On Monday, Chancellor of Germany Angela Merkel and French President Nicolas Sarkozymet in Berlin to discuss their next steps in combating the sovereign-debt crisis. They warned Greece that it needed to move forward with promised reforms or risk losing the next installment of badly needed bailout funds.
“The situation is very tense, very tense,” said Sarkozy. There are increasing signs that Greece will fail to make the structural changes to its economy that its leaders have promised. Greek’s prime minister, Lucas Papademos, warned last week that without deeper spending cuts a disorderly default was a possibility, and could result in Greece leaving the euro.
“Our Greek friends must live up to their commitments,” said Sarkozy. If those commitments were not met by the Greek government “it will not be possible to pay out the next tranche” of the bailout money, added Merkel.

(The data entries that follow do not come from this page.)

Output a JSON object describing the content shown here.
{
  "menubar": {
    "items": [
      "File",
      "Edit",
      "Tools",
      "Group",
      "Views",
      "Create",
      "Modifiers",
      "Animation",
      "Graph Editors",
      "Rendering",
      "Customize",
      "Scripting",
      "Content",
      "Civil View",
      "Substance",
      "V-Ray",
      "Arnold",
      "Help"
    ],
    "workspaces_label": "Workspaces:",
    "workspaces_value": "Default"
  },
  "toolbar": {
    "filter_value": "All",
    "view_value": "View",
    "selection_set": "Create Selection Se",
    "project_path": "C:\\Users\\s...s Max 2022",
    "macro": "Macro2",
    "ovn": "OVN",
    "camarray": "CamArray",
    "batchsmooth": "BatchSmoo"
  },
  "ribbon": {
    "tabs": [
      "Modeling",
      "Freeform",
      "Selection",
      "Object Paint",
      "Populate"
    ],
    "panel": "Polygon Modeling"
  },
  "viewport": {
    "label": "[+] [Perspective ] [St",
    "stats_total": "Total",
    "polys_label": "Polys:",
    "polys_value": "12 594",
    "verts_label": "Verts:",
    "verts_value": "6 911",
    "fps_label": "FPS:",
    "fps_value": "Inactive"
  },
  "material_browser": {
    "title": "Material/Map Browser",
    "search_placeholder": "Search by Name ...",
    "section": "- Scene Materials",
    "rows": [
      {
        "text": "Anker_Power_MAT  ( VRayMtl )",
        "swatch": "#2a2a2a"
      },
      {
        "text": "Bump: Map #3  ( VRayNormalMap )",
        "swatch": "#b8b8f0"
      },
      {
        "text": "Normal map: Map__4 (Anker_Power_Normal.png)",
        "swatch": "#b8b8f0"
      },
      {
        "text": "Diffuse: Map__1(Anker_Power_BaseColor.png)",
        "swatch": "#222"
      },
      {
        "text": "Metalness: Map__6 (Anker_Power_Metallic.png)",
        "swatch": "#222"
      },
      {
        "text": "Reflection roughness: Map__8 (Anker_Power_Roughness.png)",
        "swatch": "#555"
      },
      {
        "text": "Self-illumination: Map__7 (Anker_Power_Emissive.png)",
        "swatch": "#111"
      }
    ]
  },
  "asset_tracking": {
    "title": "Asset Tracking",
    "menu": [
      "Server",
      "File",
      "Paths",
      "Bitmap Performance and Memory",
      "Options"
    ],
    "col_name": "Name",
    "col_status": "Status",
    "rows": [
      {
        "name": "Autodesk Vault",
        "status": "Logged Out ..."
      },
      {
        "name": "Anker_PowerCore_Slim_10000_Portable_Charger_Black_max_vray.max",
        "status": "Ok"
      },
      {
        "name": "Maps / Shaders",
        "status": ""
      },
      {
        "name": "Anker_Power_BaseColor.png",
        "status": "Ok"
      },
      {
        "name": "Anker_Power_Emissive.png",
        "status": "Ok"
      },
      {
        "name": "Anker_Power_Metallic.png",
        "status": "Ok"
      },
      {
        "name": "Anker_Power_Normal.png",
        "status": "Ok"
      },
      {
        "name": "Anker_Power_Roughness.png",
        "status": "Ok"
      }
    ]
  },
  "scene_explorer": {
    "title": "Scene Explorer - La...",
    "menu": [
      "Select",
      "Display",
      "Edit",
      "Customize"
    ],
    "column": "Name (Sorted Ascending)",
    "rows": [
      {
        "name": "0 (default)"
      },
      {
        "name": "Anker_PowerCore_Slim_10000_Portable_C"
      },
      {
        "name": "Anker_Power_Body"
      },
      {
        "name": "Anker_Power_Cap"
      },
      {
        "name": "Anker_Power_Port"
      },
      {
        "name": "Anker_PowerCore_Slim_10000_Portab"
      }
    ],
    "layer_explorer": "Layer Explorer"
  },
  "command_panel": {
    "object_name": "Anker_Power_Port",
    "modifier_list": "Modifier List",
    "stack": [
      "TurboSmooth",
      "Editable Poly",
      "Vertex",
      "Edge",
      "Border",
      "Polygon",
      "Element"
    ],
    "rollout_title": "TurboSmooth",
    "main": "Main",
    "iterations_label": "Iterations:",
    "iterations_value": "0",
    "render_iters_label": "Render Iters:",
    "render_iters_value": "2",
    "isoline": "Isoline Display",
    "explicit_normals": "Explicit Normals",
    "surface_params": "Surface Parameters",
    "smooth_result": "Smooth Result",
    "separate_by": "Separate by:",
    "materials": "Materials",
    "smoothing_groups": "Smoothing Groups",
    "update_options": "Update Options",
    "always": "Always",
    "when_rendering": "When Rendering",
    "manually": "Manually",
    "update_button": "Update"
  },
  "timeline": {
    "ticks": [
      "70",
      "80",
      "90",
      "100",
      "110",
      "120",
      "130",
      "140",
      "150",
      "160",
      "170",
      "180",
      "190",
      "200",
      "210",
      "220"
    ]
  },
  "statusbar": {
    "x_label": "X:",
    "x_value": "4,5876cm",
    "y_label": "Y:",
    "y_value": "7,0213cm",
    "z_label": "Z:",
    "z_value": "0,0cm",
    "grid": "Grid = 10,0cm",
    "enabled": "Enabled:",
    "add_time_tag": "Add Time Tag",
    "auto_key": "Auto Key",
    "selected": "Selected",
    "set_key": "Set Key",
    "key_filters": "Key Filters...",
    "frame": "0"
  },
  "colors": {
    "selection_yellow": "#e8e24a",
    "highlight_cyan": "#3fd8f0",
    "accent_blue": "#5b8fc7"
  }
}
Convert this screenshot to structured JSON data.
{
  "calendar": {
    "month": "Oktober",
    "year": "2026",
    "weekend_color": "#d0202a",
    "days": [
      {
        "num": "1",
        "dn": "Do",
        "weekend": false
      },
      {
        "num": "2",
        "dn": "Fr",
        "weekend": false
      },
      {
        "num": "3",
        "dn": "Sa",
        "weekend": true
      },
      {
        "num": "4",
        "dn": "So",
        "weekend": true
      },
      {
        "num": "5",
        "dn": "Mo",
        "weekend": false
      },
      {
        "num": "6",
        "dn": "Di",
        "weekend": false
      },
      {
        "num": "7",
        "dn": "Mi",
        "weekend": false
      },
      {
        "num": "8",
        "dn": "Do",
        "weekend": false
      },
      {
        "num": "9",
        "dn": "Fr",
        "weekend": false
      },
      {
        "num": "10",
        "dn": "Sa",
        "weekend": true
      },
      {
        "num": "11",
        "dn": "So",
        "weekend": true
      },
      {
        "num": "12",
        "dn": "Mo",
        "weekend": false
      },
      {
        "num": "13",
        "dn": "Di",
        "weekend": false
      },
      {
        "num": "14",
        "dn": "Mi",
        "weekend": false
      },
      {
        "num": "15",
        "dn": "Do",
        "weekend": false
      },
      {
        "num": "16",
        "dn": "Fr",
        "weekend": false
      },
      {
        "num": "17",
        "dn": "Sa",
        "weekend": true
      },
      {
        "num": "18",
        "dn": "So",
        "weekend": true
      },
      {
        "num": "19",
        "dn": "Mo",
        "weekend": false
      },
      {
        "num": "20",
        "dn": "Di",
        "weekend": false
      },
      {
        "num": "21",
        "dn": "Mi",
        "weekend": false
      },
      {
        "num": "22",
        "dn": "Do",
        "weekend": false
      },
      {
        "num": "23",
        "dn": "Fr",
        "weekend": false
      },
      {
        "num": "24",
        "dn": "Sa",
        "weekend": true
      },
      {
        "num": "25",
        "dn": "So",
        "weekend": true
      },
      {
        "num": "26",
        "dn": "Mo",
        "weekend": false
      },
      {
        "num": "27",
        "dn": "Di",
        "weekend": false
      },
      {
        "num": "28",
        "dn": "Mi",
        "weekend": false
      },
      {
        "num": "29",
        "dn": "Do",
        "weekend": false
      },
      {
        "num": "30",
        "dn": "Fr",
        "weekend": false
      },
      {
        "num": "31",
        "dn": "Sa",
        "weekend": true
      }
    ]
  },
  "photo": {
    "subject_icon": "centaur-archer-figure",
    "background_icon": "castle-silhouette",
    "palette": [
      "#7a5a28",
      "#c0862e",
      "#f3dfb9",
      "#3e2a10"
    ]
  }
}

The recent bad economic news have led many economists to predict the imminent return to recession for many of the countries that use the euro. At the same time, European countries and financial institutions need to raise roughly $2.4 trillion in 2012.
Merkel said that stabilizing the euro was “an ambitious but attainable goal. Our intention is that no country must withdraw from the euro area”. She and Sarkozy are scheduled to travel to Rome on January 20th for negotiations with the Italian government ahead of the next European Union summit in Brussels on January 30.